The better question, as opposed to “how is the new job going?” is “what are you learning at your new job?” In response to this question, my mind immediately beings to assemble lists of skill sets: learning to write invoices, to use Excel, Outlook, Lotus Notes, AS400, the Wiley Portal. . . . Yet, if I stop and consider a fuller, more complete answer, I am also learning that old habits die hard. I am observing many little idiosyncrasies from my former “life” creep into this new Office Life, even where they don’t belong.
For one thing, I type like a pianist. This is not just to say that I hold my hands like a pianist rather than a typist, but rather that when inputting information into the computer, in instances where the average person might use a left click or a drop-down menu, I almost always use a keyboard shortcut. In fact, I have combined right-hand mouse work and left-hand key strokes to such a degree that they work in concert, almost like the pedal on a piano works in concert with both hands on the keyboard—independently and with a completely different motion, but toward the same goal. It’s quite fascinating to observe this in myself and one which I only discovered one day when I realized how differently Damian and I went about the same copy/cut/paste tasks. We were moving information between Excel and Word, and he would always use the left-click functions, whereas I only ever highlighted information with the mouse and then used my hands on the keyboard to do the rest. I wonder if hands know how to miss an instrument.
Another habit I am finding hard to break is my inclination to cite every piece of information I provide. Every time one of my bosses, or an Editor-in-Chief, or anyone, really, asks me a question that I must research the answer to, I have to resist the impulse to direct them back to the websites and the individual people from whom I garnered the answers. Initially I thought sending them directly to the sources may be a good idea, but then I realized that they don’t want me to waste their time. All they want is the answer to their question. If they ask me later how I found out, I should keep track of my sources for my own sake, so I can “prove it.” However, people in the “working world” don’t generally need an email with an attached bibliography. That’s for academia, and despite how closely I am working with academia—since I am working on neuroscience journals and current protocols, both of which involve professors throughout the world—I am still immersed in the Business, with Business People.
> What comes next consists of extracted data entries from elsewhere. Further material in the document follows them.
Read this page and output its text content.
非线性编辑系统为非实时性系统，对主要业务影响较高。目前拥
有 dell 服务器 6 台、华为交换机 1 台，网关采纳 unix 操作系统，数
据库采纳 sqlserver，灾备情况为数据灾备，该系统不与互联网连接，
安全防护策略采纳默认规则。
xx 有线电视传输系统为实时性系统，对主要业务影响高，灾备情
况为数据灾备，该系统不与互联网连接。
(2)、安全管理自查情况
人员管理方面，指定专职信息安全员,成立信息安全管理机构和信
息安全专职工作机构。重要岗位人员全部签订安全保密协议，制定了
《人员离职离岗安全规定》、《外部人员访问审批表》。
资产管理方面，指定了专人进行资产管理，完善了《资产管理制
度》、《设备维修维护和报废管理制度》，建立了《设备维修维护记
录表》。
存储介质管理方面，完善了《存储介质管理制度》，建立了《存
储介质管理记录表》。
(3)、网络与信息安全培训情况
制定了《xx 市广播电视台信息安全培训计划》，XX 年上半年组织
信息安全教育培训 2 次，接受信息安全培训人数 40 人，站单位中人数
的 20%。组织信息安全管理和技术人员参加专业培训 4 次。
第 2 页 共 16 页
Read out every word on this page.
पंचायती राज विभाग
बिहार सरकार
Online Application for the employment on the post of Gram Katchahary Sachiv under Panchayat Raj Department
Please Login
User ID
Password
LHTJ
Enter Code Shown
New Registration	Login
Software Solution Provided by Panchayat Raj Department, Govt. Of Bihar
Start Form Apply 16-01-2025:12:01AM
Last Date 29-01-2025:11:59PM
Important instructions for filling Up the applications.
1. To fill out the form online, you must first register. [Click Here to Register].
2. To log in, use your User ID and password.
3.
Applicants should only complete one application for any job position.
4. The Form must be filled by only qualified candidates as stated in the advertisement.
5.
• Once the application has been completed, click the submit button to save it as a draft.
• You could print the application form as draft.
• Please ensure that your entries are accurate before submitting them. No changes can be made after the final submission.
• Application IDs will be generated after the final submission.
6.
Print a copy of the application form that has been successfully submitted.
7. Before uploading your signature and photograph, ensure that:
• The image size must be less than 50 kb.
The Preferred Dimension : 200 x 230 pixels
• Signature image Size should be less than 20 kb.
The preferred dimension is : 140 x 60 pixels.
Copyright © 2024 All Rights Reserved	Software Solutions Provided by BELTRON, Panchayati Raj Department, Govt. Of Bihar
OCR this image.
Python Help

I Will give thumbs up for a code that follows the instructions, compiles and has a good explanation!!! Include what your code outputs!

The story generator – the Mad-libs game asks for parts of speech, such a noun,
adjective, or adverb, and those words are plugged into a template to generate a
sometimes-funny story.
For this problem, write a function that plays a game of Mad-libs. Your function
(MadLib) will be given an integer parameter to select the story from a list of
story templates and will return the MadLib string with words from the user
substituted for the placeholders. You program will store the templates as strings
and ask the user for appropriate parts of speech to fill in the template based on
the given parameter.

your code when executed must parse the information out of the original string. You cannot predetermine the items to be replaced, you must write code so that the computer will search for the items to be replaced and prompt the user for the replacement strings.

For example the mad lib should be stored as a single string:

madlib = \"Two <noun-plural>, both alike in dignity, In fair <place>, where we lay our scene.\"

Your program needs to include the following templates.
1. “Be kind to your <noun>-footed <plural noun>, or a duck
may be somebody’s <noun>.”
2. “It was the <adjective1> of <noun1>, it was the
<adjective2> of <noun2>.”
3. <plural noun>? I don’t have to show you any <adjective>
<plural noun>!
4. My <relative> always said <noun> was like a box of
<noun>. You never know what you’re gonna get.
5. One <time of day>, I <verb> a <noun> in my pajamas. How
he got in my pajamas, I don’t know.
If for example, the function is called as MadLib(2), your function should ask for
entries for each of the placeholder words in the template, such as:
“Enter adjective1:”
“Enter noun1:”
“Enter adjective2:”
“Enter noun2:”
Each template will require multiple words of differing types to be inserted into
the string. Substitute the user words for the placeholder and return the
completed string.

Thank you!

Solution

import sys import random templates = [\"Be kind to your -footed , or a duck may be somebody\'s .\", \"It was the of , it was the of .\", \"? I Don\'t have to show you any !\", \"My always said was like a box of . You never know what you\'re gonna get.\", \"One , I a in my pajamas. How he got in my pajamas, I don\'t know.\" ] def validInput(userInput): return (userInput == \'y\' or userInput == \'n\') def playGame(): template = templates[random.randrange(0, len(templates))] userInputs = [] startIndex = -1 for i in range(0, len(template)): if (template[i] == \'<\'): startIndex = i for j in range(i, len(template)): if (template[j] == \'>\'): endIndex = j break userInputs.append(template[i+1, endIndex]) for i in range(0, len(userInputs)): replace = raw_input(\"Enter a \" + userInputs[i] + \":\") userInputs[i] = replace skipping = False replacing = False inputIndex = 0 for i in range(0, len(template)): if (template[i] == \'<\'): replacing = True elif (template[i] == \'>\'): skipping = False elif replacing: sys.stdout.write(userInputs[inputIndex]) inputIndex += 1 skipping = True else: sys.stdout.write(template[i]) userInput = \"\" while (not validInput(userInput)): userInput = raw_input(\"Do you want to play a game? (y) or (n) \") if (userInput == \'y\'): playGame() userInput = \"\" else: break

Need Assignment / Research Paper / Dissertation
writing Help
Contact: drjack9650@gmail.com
The last habit I am having trouble overcoming is my tendency to try to finish assignments before they are due. Usually, this would not seem like a bad quality. After all, it is never good to fall behind schedule, and what better way to avoid falling behind schedule than to complete all tasks ahead of schedule? However, in the working world, or at least in the publishing world, information changes to rapidly that in order to offer the most up-to-date figures on any report, one must create the report as close to when it is due as possible. This creates all kinds of stress for me, since I have never been the kind of student to write term papers 24 hours before they are due. I prefer to begin months ahead of time, to wade through the material, to create outlines and drafts, and to copyedit and proofread right up until a week beforehand, when I breathe a sigh of relief and hand the thing in so I can go study for some other test.
Now, I am multitasking all over the place, with everyone’s calendar layered on top of my own calendar, and I can’t even check things off, because they aren’t allowed to even be started until such-and-such a date for fear of having outdated information show up on the report. “What sort of life is this?” the student in me asks. “You didn’t sign up for this sort of stress!” But then again, no one asks me to stay until 8p.m. any evening to finish that last story or get that last piece of copy to print, so I shouldn’t complain. If I don’t get home until 9 or 10p.m., it’s because I was out with the Harriers running team or playing volleyball at the Chelsea public gym. Like I said, old habits die hard.